I watch each time through gritted teeth, hoping that this time it won't work, this time I'll spot a major flaw, and for a moment I think I'll succeed. There's a rush of lush music, a grainy shot of Paris in 1959 - I'm resisting, I'm holding out - and then that little five-note figure on the piano kicks in, and those tracking shots of the Eiffel Tower glimpsed from grimy, post-war streets... and I'm hooked. Is there a greater piece of film music than those sneaky, simple five notes that worm their way into your brain, never to be removed except with a surgical instrument and considerable amounts of blood?

It is the greatest use of music in film after Psycho, Once Upon A Time In The West and School of Rock.

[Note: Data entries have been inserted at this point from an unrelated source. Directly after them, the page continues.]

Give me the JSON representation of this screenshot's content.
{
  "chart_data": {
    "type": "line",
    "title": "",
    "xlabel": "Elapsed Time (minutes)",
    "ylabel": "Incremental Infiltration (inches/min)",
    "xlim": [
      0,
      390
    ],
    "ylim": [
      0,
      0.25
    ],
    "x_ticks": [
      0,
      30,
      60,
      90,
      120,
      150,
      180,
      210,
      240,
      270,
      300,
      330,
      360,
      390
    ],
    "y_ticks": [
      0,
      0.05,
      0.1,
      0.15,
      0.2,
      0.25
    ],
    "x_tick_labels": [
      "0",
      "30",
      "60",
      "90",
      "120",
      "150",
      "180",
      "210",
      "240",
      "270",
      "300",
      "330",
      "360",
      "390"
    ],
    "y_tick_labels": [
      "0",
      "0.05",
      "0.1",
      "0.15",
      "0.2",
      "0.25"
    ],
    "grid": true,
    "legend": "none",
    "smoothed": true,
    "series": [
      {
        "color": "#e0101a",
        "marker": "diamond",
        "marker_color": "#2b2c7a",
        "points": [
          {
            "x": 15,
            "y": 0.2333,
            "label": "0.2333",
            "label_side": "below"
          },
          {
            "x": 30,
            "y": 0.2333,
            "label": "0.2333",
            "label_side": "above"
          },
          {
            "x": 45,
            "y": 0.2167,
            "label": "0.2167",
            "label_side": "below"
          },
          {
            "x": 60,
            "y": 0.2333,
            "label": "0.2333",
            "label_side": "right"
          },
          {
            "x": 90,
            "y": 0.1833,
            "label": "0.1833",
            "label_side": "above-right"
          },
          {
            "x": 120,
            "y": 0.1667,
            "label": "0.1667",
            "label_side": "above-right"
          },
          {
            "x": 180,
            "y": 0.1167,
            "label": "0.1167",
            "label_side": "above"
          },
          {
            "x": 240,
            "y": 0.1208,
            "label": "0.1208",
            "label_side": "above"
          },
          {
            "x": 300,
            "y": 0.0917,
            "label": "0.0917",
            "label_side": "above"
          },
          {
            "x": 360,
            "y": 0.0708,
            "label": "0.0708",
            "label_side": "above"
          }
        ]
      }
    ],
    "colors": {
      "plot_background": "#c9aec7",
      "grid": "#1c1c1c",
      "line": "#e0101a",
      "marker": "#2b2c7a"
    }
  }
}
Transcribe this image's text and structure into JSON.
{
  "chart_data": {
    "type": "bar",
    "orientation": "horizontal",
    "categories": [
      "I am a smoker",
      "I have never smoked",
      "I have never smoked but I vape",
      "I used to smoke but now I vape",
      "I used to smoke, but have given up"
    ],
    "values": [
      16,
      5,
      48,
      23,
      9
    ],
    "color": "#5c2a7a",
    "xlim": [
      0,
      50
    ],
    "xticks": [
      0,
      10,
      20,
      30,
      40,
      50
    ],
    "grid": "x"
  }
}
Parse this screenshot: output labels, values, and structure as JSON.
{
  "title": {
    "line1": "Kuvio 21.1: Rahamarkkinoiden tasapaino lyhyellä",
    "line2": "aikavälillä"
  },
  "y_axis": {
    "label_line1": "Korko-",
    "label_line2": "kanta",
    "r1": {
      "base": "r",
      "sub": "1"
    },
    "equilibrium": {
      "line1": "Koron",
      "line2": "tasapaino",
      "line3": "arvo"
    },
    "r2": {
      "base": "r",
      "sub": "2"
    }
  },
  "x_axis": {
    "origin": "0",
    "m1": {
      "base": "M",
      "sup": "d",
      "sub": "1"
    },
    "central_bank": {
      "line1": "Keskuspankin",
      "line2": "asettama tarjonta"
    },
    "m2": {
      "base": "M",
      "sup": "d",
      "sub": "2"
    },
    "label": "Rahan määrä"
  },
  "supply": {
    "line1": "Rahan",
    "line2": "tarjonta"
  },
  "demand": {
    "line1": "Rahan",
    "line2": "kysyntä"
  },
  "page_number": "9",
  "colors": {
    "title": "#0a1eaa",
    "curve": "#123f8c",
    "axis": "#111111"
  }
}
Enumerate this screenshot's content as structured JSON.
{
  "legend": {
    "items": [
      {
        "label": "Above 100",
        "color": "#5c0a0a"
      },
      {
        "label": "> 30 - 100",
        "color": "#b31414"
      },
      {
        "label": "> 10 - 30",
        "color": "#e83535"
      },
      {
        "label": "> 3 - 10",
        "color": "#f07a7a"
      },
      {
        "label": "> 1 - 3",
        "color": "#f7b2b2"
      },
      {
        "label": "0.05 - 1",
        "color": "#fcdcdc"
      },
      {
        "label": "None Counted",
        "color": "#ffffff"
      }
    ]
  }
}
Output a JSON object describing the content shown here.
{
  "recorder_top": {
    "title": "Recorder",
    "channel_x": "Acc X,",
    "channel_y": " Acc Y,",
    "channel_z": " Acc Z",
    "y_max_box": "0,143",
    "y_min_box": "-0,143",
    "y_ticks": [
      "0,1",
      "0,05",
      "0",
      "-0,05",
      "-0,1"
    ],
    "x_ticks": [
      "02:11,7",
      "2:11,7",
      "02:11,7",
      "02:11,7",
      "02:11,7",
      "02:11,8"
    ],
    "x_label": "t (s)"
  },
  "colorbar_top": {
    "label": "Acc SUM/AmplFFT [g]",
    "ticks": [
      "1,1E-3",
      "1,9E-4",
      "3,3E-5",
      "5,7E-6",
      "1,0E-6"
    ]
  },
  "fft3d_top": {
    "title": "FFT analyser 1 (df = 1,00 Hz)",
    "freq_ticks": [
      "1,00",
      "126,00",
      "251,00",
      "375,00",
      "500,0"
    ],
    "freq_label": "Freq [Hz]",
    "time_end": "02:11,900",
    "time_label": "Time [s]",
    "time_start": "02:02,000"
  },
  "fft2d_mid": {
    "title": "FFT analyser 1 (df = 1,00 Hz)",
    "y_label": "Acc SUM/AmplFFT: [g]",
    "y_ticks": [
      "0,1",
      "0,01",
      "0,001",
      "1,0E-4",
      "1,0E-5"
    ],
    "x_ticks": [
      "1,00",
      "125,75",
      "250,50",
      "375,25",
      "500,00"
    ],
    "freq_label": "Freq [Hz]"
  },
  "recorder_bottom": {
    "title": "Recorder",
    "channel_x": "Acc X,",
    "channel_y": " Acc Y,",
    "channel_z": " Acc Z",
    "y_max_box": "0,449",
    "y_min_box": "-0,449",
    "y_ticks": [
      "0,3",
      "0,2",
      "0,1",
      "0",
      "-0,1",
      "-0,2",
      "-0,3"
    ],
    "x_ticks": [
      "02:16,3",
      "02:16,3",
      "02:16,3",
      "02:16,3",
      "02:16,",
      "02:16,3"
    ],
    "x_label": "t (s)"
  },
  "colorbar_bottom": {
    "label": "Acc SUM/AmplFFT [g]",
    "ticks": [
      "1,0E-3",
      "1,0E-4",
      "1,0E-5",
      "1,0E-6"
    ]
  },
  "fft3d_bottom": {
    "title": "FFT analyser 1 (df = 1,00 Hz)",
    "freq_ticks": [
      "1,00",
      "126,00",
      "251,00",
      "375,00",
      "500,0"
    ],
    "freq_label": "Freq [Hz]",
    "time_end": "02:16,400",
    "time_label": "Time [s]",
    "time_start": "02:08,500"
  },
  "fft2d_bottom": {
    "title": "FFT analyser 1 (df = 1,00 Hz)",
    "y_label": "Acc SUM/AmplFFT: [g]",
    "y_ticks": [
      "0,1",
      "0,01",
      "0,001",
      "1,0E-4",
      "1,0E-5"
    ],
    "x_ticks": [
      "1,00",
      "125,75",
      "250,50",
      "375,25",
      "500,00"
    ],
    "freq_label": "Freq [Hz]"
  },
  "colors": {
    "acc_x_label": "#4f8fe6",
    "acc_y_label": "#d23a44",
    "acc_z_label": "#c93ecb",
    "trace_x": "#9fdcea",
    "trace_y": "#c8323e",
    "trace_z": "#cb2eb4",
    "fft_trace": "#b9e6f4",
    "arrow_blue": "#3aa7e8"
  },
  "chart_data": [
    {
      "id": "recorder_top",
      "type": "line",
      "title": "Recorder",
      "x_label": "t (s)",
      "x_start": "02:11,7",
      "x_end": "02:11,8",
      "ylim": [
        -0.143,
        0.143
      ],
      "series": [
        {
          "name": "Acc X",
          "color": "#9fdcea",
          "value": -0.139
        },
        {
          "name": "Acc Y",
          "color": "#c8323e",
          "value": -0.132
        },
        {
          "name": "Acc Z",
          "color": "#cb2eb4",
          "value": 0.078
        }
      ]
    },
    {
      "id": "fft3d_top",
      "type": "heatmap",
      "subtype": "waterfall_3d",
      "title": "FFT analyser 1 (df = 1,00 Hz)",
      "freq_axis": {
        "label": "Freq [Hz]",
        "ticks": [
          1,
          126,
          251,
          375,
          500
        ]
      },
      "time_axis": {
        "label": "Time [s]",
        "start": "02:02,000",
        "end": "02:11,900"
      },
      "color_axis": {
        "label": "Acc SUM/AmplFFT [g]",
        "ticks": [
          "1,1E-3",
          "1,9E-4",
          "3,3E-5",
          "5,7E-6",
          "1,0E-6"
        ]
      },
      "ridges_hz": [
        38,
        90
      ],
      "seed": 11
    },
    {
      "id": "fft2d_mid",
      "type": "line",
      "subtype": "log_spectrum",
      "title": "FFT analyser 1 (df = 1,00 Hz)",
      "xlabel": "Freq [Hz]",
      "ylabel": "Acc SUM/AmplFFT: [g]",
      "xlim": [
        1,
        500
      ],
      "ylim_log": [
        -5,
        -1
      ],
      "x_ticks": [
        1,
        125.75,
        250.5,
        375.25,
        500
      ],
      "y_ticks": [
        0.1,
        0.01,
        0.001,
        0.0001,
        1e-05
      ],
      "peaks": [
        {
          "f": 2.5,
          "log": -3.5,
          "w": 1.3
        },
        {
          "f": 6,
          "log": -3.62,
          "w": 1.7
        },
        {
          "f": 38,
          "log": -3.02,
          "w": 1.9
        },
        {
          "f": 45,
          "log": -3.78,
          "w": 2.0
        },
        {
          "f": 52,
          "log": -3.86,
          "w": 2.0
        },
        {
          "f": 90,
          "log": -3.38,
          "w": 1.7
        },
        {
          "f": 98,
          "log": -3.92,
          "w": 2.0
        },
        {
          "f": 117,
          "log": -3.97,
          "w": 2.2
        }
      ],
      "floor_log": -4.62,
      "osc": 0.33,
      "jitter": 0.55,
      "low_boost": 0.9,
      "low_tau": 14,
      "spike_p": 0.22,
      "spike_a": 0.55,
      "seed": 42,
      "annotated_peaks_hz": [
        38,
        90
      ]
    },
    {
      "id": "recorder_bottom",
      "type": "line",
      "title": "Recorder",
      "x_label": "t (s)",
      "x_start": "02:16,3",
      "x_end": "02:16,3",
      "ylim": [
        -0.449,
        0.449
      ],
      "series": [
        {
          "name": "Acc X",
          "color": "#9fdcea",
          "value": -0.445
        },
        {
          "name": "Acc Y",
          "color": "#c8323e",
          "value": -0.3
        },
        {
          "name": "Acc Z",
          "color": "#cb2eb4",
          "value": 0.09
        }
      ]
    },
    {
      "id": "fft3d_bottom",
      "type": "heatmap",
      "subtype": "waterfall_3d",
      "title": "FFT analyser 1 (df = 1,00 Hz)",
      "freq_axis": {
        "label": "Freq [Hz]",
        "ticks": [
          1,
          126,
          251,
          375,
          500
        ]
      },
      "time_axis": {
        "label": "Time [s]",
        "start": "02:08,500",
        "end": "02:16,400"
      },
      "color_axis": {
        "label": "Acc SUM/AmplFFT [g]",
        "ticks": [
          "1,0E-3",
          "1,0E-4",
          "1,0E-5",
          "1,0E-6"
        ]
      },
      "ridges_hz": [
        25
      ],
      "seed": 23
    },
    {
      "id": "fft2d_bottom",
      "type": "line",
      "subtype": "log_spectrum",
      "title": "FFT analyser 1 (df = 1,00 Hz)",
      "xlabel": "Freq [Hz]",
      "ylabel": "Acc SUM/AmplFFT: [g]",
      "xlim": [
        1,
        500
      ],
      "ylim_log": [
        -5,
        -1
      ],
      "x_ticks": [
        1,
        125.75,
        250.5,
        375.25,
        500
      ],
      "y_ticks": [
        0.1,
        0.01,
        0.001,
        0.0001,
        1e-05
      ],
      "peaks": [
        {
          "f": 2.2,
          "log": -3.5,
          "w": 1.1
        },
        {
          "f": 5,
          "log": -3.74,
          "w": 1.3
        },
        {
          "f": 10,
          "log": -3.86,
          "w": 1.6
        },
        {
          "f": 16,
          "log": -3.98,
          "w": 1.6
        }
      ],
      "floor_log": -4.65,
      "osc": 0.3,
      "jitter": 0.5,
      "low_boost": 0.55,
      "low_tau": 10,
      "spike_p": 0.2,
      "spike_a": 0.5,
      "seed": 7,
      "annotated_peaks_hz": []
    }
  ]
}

Then there's the story. As they used to say on the old movie posters, Jean-Pierre Léaud IS François Truffaut, although his name in the movie is Antoine Doinel, constantly in trouble at school, hardly cared for by his mother and stepfather, tortured by endlessly pointless days at school. The 400 Blows Luckily for us, unluckily for him, he is also full of energy and boundless rebellion. His refusal to put up with the ignominies of his daily life leads Antoine into constant trouble, heading for a slippery slope whence beckons delinquency, Borstal and a life of crime.

Some say the movie's only semi-autobiographical. Well, stuff them. This is not just the autobiography of his childhood, it's an autobiography of French movies (and American) that Truffaut loved almost more than life itself. In part it's what saved him from that slippery slope and he celebrated it here with a joyous burst of parody, scenes, tricks, characters stolen from his favourite films (watch the school scenes and then watch Jean Vigo's Zéro de Conduite).

In the process, François as good as invented the Coming Of Age movie. If you held my head down the toilet you could maybe get me to admit that James Dean lit the touchpaper in East of Eden and Rebel Without A Cause, but only a Frenchman could have invented the style. And then the ending... One of the most superlative endings in cinema, a simple freeze frame - and that music again, those five notes. Ah! Magic that Master Potter could never dream of.

Not content with all this in his first movie, Truffaut went on to direct a zillion more, including a light, funny sequel, Stolen Kisses, a pocketful of classics, and more than enough semi-classics such as The Last Metro (both also on this month).

Now do you see why I hate his guts? If you're a human being, just watch and fall in love with cinema. If you're a fellow film-maker, watch and hate him too.